Quelles  sont les priorités immédiates en matière de politique énergétique pour l'île Maurice ? Le Dr Khalil Elahee explique que la demande en électricité, due à un usage de climatiseurs énergivores surtout, risque de battre un nouveau record de plus de 510 MW cet été.  

Priorité

« La priorité immédiate est de s’assurer que la fourniture n’est pas déficitaire. Le spectre du ‘black-out’  n’existe que dans l’esprit des prophètes de malheur. Même les ‘rolling load sheddings’, ces délestages programmés sur le réseau,  ne sont pas un danger si nous arrivons à appliquer une bonne gestion de l'énergie. Cela se fait déjà au niveau de l’entretien des machines qui est repoussé pour l’hiver si  c’est réalisable. Mais il faut veiller à ne pas en abuser. C'est la priorité des priorités », estime Khalil Elahee. 

Efficacité énergétique

Pour Khalil Elahee, la priorité immédiate est de s’assurer que la fourniture n’est pas déficitaire.
Pour Khalil Elahee, la priorité immédiate est de s’assurer que la fourniture n’est pas déficitaire.

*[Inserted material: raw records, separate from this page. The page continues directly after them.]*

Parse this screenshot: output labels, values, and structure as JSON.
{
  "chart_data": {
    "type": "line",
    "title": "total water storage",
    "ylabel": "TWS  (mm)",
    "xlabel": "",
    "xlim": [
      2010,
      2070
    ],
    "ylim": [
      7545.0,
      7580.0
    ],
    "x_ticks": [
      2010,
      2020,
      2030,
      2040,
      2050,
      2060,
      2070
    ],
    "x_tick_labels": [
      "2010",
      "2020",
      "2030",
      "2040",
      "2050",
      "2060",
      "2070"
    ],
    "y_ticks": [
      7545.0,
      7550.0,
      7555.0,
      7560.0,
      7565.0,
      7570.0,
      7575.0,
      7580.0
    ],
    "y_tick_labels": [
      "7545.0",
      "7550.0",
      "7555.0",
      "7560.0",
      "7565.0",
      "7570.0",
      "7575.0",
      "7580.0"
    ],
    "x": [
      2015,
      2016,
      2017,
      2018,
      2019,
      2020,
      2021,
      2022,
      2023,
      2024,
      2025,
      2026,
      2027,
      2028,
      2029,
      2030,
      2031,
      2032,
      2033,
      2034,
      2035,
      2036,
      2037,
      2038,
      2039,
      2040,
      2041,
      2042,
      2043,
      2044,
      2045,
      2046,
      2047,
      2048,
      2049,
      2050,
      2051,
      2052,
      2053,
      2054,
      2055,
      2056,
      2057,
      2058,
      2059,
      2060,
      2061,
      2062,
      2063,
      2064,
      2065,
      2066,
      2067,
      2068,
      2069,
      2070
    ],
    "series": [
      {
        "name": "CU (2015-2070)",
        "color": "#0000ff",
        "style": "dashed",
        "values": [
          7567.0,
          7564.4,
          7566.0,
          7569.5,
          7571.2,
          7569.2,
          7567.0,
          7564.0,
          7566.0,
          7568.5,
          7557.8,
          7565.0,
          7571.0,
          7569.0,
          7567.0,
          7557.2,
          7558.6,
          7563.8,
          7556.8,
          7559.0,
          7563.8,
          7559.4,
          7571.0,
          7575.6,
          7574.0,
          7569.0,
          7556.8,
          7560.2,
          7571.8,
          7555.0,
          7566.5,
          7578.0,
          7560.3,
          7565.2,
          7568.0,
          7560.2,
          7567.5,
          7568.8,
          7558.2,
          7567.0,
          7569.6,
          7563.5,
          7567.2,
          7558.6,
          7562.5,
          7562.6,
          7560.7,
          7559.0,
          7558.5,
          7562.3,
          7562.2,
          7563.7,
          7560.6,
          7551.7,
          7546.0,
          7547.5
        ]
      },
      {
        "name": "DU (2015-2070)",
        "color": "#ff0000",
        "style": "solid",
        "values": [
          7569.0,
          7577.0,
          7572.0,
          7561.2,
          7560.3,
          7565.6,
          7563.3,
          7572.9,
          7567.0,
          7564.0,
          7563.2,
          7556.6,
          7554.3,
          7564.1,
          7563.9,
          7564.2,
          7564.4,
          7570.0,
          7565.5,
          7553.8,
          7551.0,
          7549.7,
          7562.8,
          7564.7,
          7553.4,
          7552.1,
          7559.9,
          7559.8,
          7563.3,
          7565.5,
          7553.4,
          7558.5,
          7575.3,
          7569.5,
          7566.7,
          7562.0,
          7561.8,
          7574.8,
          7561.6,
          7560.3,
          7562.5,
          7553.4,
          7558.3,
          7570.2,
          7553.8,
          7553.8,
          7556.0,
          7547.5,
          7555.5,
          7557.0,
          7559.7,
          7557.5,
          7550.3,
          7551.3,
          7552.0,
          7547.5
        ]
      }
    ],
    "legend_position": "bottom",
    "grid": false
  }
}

Dr Khalil Elahee poursuit que l’autre priorité urgente de la politique énergétique est la maîtrise de la demande avec l'efficacité énergétique et les économies d'énergie.  Selon l’expert en énergie, « l’Energy Efficiency Management Office (EEMO) n’a pas les moyens pour arriver à inculquer une vraie culture de la gestion de l'énergie dans le pays ».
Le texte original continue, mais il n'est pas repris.